A forensic expert who investigated the death of Navy Ensign Philip Pestaño aboard a Navy ship in 1995 said that the officer’s family had “twisted the facts to suit their conclusion” that Pestaño had been murdered.
Forensic pathologist Dr. Raquel del Rosario-Fortun said she stood by her findings in 1995 after she was hired by the Pestaños to review the official findings—that Pestaño had shot himself inside his cabin aboard the BRP Bacolod City on Sept. 27, 1995.
The Pestaños had disputed Fortun’s claim.
Reversing a 2009 decision by her predecessor, Merceditas Gutierrez, Ombudsman Conchita Carpio-Morales in a resolution last January 10 ordered that 10 Navy officers and enlisted personnel be charged with murder without bail in Pestaño’s death.
“I’ve been consistent since 1995,” Fortun said when interviewed last Thursday at the University of the Philippines College of Medicine where she is a professor at the Department of Pathology.
“I said the evidence pointed to a suicide. And I’m (still) saying the same thing. There’s nothing new that has come up. It’s the same. It’s just that they are now twisting the interpretation of the findings,” she said.
When she gave her report, she said Pestanos’ parents Felipe and Evelyn rejected it because “they already had a conclusion,” and that she was retained “to prove that it was not a suicide.”
She said the Ombudsman did not cite any new evidence but rehashed the interpretation given  by an American “expert” hired by the Pestaño family “to say what they want to hear.”

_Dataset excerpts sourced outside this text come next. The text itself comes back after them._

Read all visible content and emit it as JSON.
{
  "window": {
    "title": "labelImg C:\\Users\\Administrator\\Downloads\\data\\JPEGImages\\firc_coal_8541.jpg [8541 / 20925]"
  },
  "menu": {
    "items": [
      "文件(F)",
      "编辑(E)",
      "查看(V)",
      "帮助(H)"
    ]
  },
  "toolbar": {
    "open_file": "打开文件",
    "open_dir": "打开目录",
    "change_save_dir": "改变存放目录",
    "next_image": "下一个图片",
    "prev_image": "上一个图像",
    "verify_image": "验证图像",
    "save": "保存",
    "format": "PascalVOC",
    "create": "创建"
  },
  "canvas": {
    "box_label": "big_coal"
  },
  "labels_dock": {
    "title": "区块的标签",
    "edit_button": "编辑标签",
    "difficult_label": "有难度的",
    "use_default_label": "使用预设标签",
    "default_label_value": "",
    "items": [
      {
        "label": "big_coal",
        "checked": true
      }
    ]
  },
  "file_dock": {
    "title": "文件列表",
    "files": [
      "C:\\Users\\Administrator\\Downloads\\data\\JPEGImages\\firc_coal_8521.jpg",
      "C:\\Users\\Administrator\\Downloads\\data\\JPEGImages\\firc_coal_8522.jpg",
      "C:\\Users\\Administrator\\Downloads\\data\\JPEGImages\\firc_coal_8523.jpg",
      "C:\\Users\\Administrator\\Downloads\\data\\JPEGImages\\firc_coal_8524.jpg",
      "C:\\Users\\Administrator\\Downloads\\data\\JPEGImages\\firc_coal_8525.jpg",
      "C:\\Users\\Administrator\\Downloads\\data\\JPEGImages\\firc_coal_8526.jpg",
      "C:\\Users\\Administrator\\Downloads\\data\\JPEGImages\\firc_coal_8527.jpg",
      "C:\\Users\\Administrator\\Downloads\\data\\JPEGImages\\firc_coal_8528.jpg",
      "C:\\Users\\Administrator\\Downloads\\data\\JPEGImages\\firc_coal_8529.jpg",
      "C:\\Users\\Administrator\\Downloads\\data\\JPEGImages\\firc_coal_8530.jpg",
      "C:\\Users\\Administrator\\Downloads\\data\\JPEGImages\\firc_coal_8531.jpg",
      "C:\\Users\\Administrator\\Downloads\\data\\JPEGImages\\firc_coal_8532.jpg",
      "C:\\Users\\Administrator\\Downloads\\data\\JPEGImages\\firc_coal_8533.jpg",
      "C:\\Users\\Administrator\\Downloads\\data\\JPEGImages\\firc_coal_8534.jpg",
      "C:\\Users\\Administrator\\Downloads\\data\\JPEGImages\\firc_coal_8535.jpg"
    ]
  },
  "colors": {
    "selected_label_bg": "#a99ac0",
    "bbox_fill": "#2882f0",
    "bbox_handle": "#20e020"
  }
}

The Ombudsman mainly relied on the opinion of Wayne Hill Sr., an American self-proclaimed forensic specialist who advertises his services on the Internet.
Fortun, who has kept a file folder on the Pestaño case, said the facts were “misinterpreted” by Hill who she said was not a forensic pathologist.
She said the Ombudsman used Hill’s claim that the contusion on Pestaño’s head was caused by a blunt object and a laceration in his left ear indicated foul play.
But according to Fortun, the two contusions that were a centimeter from the bullet hole and the ear laceration were related to the gunshot wound.
“Based on the mechanisms of how a bullet destroys tissue, (the contusion is) what is called a muzzle imprint. And then the injury near the (bullet) exit near the ear, that is what you call a laceration that is probably from the gases of the bullet exit,” Fortun said.
But the lawyer of the Pestaño family on Monday disputed Fortun’s claim, saying that the 1997 Senate investigation into Pestaño’s death discredited Fortun’s testimony on behalf of the Philippine Navy.
“If you look at the Senate committee report, she was discredited as an expert witness of the Philippine Navy. She admitted that at the time she did not have enough experience in examining cases similar to Philip’s case,” lawyer Romel Bagares said in an interview.
Bagares said Fortun had tried to make it appear that she was a “superwoman forensic expert” knowledgeable in fields like ballistics and hand-writing when she was not.
Against Fortun’s lone testimony, Bagares said, four medico legal experts and two ballistics experts trained by the US Federal Bureau of Investigation agreed that Pestaño’s death was not a suicide.
“All of these experts agreed that there was foul play,” Bagares said.